The Court of Appeals of Turin (5 August 2016) and the Court of Milan (25 June 2016) deal with cases of bankruptcy and concordato preventivo of the assigned debtor and confirm a broad interpretation of the limit to set-off set forth by Article 56 second para. of the Italian Bankruptcy Law

The case

In the case before the Court of Appeals of Turin, a company subject to concordato preventivostarted a lawsuit for the payment of a claim. The debtor that the claim was set-off against a claim that had been assigned to the defendant by its own parent company, after the concordato preventivofiling.

On the contrary, in the case addressed by the Court of Milan, a creditor filed a proof of debt in a bankruptcy procedure with respect to a claim, assigned after the declaration of bankruptcy, net of a set-off with a prior debt which the claimant had to the bankrupt company. The Judge rejected the proof of debt filing and the creditor appealed.

The issue

Art. 56 IBL widely allows for set-off in favour of debtors of an insolvent company, even when the counterclaim of the debtors of the insolvent are still not due or are not of the same kind, the only condition being that the facts from which both the claim of the insolvent and the counterclaim arise occurred before the declaration of bankruptcy.

The second para. of Art. 56 sets a limit to set-off, only for receivables against the insolvent which are not overdue on the date of the declaration of bankruptcy, when these are assigned during the year before. The issue is therefore if – when it comes instead to receivables which are overdue – the debtor of the insolvent can freely purchase such receivables even after the declaration of bankruptcy for the purpose of setting them off against his own debt towards the insolvent.

The decisions of the Courts

Both Courts, although on different grounds, rule that set-off is not allowed, if claims against an insolvent company have been purchased after the commencement of insolvency proceedings.

The Court of Appeals Turin shares the opinion allowing set-off of claims purchased before the declaration of insolvency, but not thereafter: indeed, in the first case, reciprocity between the claims of the debtor and of the creditor exist before the insolvency procedure, while in the second case set-off is prevented due to Art. 2917 ICC, according to which this is unenforceable vis-a-vis the insolvency estate.

Therefore, for set-off purposes not only the facts giving rise to the opposed claims need to have occurred prior to the insolvency, but also title to such claims.

The Court of Milan does not differentiate between assignment of a claim before or after the declaration of insolvency, stating that, in both cases, set-off is not allowed, due to the rationale of Art. 56 IBL which is due to frustrate any transaction aimed only to benefit the debtor of an insolvent company and, consequently, to damage the creditors. According to the Court of Milan, it is not reasonable to distinguish in this respect between claims already expired and claims not yet overdue at the moment of the commencement of the insolvency proceeding.

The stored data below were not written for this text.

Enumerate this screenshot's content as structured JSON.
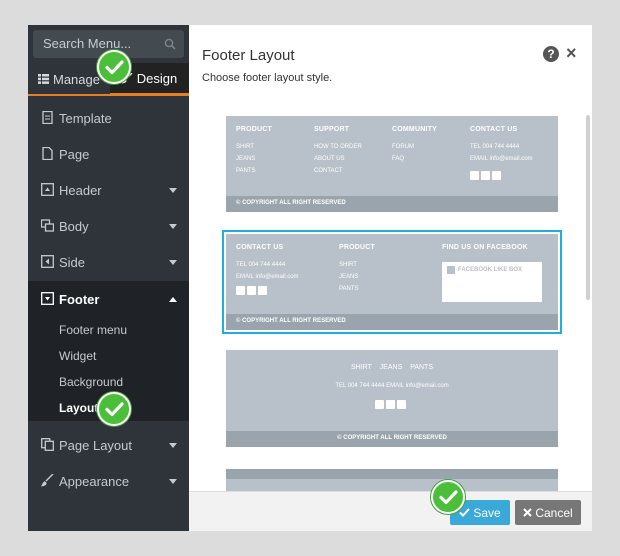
{
  "sidebar": {
    "search_placeholder": "Search Menu...",
    "tabs": {
      "manage": "Manage",
      "design": "Design"
    },
    "items": [
      {
        "label": "Template",
        "icon": "file-icon"
      },
      {
        "label": "Page",
        "icon": "page-icon"
      },
      {
        "label": "Header",
        "icon": "header-icon"
      },
      {
        "label": "Body",
        "icon": "body-icon"
      },
      {
        "label": "Side",
        "icon": "side-icon"
      },
      {
        "label": "Footer",
        "icon": "footer-icon"
      },
      {
        "label": "Page Layout",
        "icon": "copy-icon"
      },
      {
        "label": "Appearance",
        "icon": "brush-icon"
      }
    ],
    "footer_submenu": [
      "Footer menu",
      "Widget",
      "Background",
      "Layout"
    ]
  },
  "panel": {
    "title": "Footer Layout",
    "subtitle": "Choose footer layout style.",
    "help": "?",
    "close": "×",
    "save_label": "Save",
    "cancel_label": "Cancel"
  },
  "layouts": {
    "one": {
      "columns": [
        {
          "title": "PRODUCT",
          "lines": [
            "SHIRT",
            "JEANS",
            "PANTS"
          ]
        },
        {
          "title": "SUPPORT",
          "lines": [
            "HOW TO ORDER",
            "ABOUT US",
            "CONTACT"
          ]
        },
        {
          "title": "COMMUNITY",
          "lines": [
            "FORUM",
            "FAQ"
          ]
        },
        {
          "title": "CONTACT US",
          "lines": [
            "TEL 004 744 4444",
            "EMAIL info@email.com"
          ]
        }
      ],
      "copyright": "© COPYRIGHT ALL RIGHT RESERVED"
    },
    "two": {
      "columns": [
        {
          "title": "CONTACT US",
          "lines": [
            "TEL 004 744 4444",
            "EMAIL info@email.com"
          ]
        },
        {
          "title": "PRODUCT",
          "lines": [
            "SHIRT",
            "JEANS",
            "PANTS"
          ]
        },
        {
          "title": "FIND US ON FACEBOOK",
          "lines": []
        }
      ],
      "facebook_box": "FACEBOOK LIKE BOX",
      "copyright": "© COPYRIGHT ALL RIGHT RESERVED"
    },
    "three": {
      "links": [
        "SHIRT",
        "JEANS",
        "PANTS"
      ],
      "contact": "TEL 004 744 4444   EMAIL info@email.com",
      "copyright": "© COPYRIGHT ALL RIGHT RESERVED"
    }
  },
  "colors": {
    "accent": "#e67e22",
    "selected_outline": "#1eb0d8",
    "save": "#3aa8d8",
    "check_badge": "#4bbf3a"
  }
}
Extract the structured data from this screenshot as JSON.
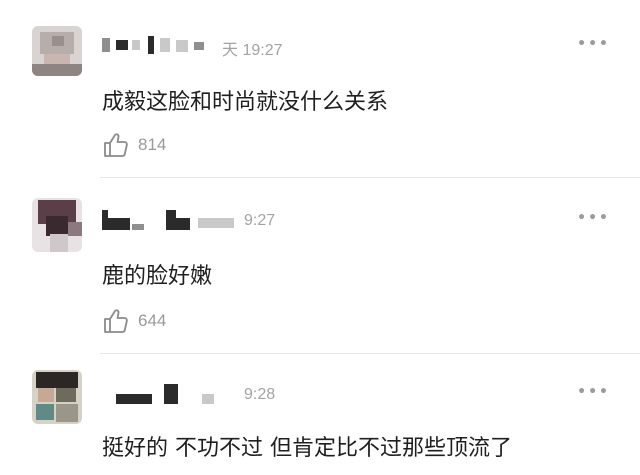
{
  "comments": [
    {
      "time": "天 19:27",
      "text": "成毅这脸和时尚就没什么关系",
      "likes": "814",
      "more": "•••"
    },
    {
      "time": "9:27",
      "text": "鹿的脸好嫩",
      "likes": "644",
      "more": "•••"
    },
    {
      "time": "9:28",
      "text": "挺好的 不功不过 但肯定比不过那些顶流了",
      "more": "•••"
    }
  ],
  "icons": {
    "like": "thumbs-up-icon",
    "more": "more-options-icon"
  }
}
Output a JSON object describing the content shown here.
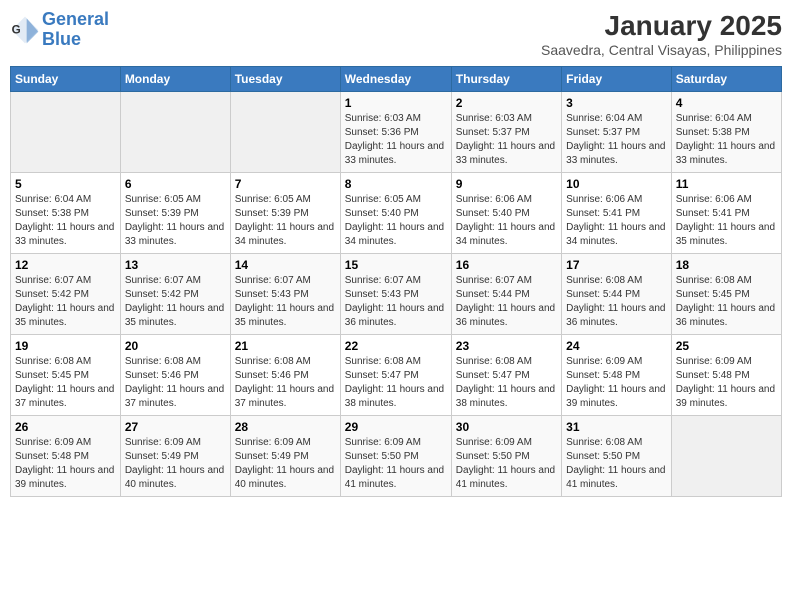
{
  "logo": {
    "line1": "General",
    "line2": "Blue"
  },
  "title": "January 2025",
  "subtitle": "Saavedra, Central Visayas, Philippines",
  "weekdays": [
    "Sunday",
    "Monday",
    "Tuesday",
    "Wednesday",
    "Thursday",
    "Friday",
    "Saturday"
  ],
  "weeks": [
    [
      {
        "day": "",
        "sunrise": "",
        "sunset": "",
        "daylight": ""
      },
      {
        "day": "",
        "sunrise": "",
        "sunset": "",
        "daylight": ""
      },
      {
        "day": "",
        "sunrise": "",
        "sunset": "",
        "daylight": ""
      },
      {
        "day": "1",
        "sunrise": "6:03 AM",
        "sunset": "5:36 PM",
        "daylight": "11 hours and 33 minutes."
      },
      {
        "day": "2",
        "sunrise": "6:03 AM",
        "sunset": "5:37 PM",
        "daylight": "11 hours and 33 minutes."
      },
      {
        "day": "3",
        "sunrise": "6:04 AM",
        "sunset": "5:37 PM",
        "daylight": "11 hours and 33 minutes."
      },
      {
        "day": "4",
        "sunrise": "6:04 AM",
        "sunset": "5:38 PM",
        "daylight": "11 hours and 33 minutes."
      }
    ],
    [
      {
        "day": "5",
        "sunrise": "6:04 AM",
        "sunset": "5:38 PM",
        "daylight": "11 hours and 33 minutes."
      },
      {
        "day": "6",
        "sunrise": "6:05 AM",
        "sunset": "5:39 PM",
        "daylight": "11 hours and 33 minutes."
      },
      {
        "day": "7",
        "sunrise": "6:05 AM",
        "sunset": "5:39 PM",
        "daylight": "11 hours and 34 minutes."
      },
      {
        "day": "8",
        "sunrise": "6:05 AM",
        "sunset": "5:40 PM",
        "daylight": "11 hours and 34 minutes."
      },
      {
        "day": "9",
        "sunrise": "6:06 AM",
        "sunset": "5:40 PM",
        "daylight": "11 hours and 34 minutes."
      },
      {
        "day": "10",
        "sunrise": "6:06 AM",
        "sunset": "5:41 PM",
        "daylight": "11 hours and 34 minutes."
      },
      {
        "day": "11",
        "sunrise": "6:06 AM",
        "sunset": "5:41 PM",
        "daylight": "11 hours and 35 minutes."
      }
    ],
    [
      {
        "day": "12",
        "sunrise": "6:07 AM",
        "sunset": "5:42 PM",
        "daylight": "11 hours and 35 minutes."
      },
      {
        "day": "13",
        "sunrise": "6:07 AM",
        "sunset": "5:42 PM",
        "daylight": "11 hours and 35 minutes."
      },
      {
        "day": "14",
        "sunrise": "6:07 AM",
        "sunset": "5:43 PM",
        "daylight": "11 hours and 35 minutes."
      },
      {
        "day": "15",
        "sunrise": "6:07 AM",
        "sunset": "5:43 PM",
        "daylight": "11 hours and 36 minutes."
      },
      {
        "day": "16",
        "sunrise": "6:07 AM",
        "sunset": "5:44 PM",
        "daylight": "11 hours and 36 minutes."
      },
      {
        "day": "17",
        "sunrise": "6:08 AM",
        "sunset": "5:44 PM",
        "daylight": "11 hours and 36 minutes."
      },
      {
        "day": "18",
        "sunrise": "6:08 AM",
        "sunset": "5:45 PM",
        "daylight": "11 hours and 36 minutes."
      }
    ],
    [
      {
        "day": "19",
        "sunrise": "6:08 AM",
        "sunset": "5:45 PM",
        "daylight": "11 hours and 37 minutes."
      },
      {
        "day": "20",
        "sunrise": "6:08 AM",
        "sunset": "5:46 PM",
        "daylight": "11 hours and 37 minutes."
      },
      {
        "day": "21",
        "sunrise": "6:08 AM",
        "sunset": "5:46 PM",
        "daylight": "11 hours and 37 minutes."
      },
      {
        "day": "22",
        "sunrise": "6:08 AM",
        "sunset": "5:47 PM",
        "daylight": "11 hours and 38 minutes."
      },
      {
        "day": "23",
        "sunrise": "6:08 AM",
        "sunset": "5:47 PM",
        "daylight": "11 hours and 38 minutes."
      },
      {
        "day": "24",
        "sunrise": "6:09 AM",
        "sunset": "5:48 PM",
        "daylight": "11 hours and 39 minutes."
      },
      {
        "day": "25",
        "sunrise": "6:09 AM",
        "sunset": "5:48 PM",
        "daylight": "11 hours and 39 minutes."
      }
    ],
    [
      {
        "day": "26",
        "sunrise": "6:09 AM",
        "sunset": "5:48 PM",
        "daylight": "11 hours and 39 minutes."
      },
      {
        "day": "27",
        "sunrise": "6:09 AM",
        "sunset": "5:49 PM",
        "daylight": "11 hours and 40 minutes."
      },
      {
        "day": "28",
        "sunrise": "6:09 AM",
        "sunset": "5:49 PM",
        "daylight": "11 hours and 40 minutes."
      },
      {
        "day": "29",
        "sunrise": "6:09 AM",
        "sunset": "5:50 PM",
        "daylight": "11 hours and 41 minutes."
      },
      {
        "day": "30",
        "sunrise": "6:09 AM",
        "sunset": "5:50 PM",
        "daylight": "11 hours and 41 minutes."
      },
      {
        "day": "31",
        "sunrise": "6:08 AM",
        "sunset": "5:50 PM",
        "daylight": "11 hours and 41 minutes."
      },
      {
        "day": "",
        "sunrise": "",
        "sunset": "",
        "daylight": ""
      }
    ]
  ],
  "labels": {
    "sunrise": "Sunrise:",
    "sunset": "Sunset:",
    "daylight": "Daylight:"
  }
}
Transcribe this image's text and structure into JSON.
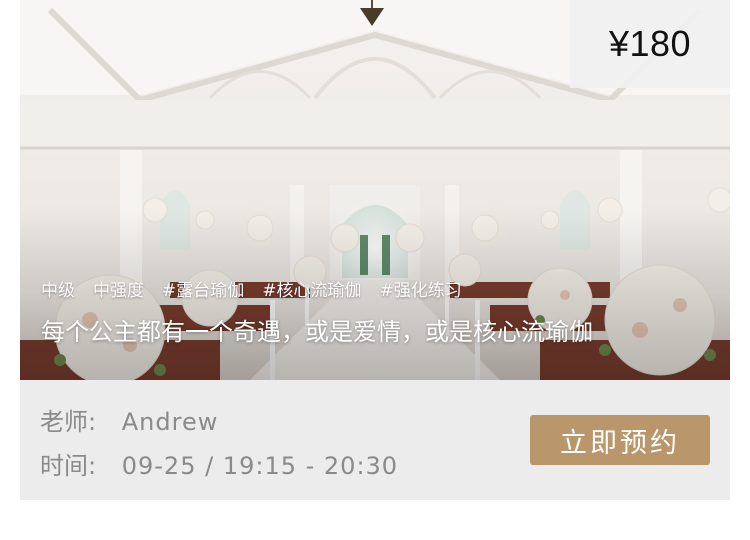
{
  "course": {
    "price": "¥180",
    "tags": [
      "中级",
      "中强度",
      "#露台瑜伽",
      "#核心流瑜伽",
      "#强化练习"
    ],
    "headline": "每个公主都有一个奇遇，或是爱情，或是核心流瑜伽",
    "teacher_label": "老师:",
    "teacher_name": "Andrew",
    "time_label": "时间:",
    "time_value": "09-25 / 19:15 - 20:30",
    "book_label": "立即预约"
  },
  "colors": {
    "button": "#b9976a",
    "card_bg": "#ececec",
    "info_text": "#8a8a8a"
  }
}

The decisions of the Courts of Turin and Milan add on the broad interpretation of the limits to set-off provided by Art. 56 IBL, recently shared by the Court of Monza (12 October 2015) which had followed a different line of argument based on the “abuse of a right”, thus requiring that it is ascertained if that occurs on a case-by-case basis.

The two decisions reported here offer persuasive reasons suitable to support on alternative grounds the same conclusion, but in a wider perspective, i.e. irrespective of a specific purpose to damage the creditors.

In line with their respective reasoning, the Courts of Milan and Turin take different views regarding the scope of the limit to set-off, in particular with respect to claims purchased before the declaration of insolvency. A wider limit seems to be more in line with the rationale of the rule of Art. 56. However, from an other point of view, the interpretation followed by the Court of Turin seems to be the only according to which Art. 56 actually has a scope of application: for claims purchased before the declaration of insolvency, case law based on an “abuse of right” would still allow to bar fraudulent assignments of claims on a selective basis.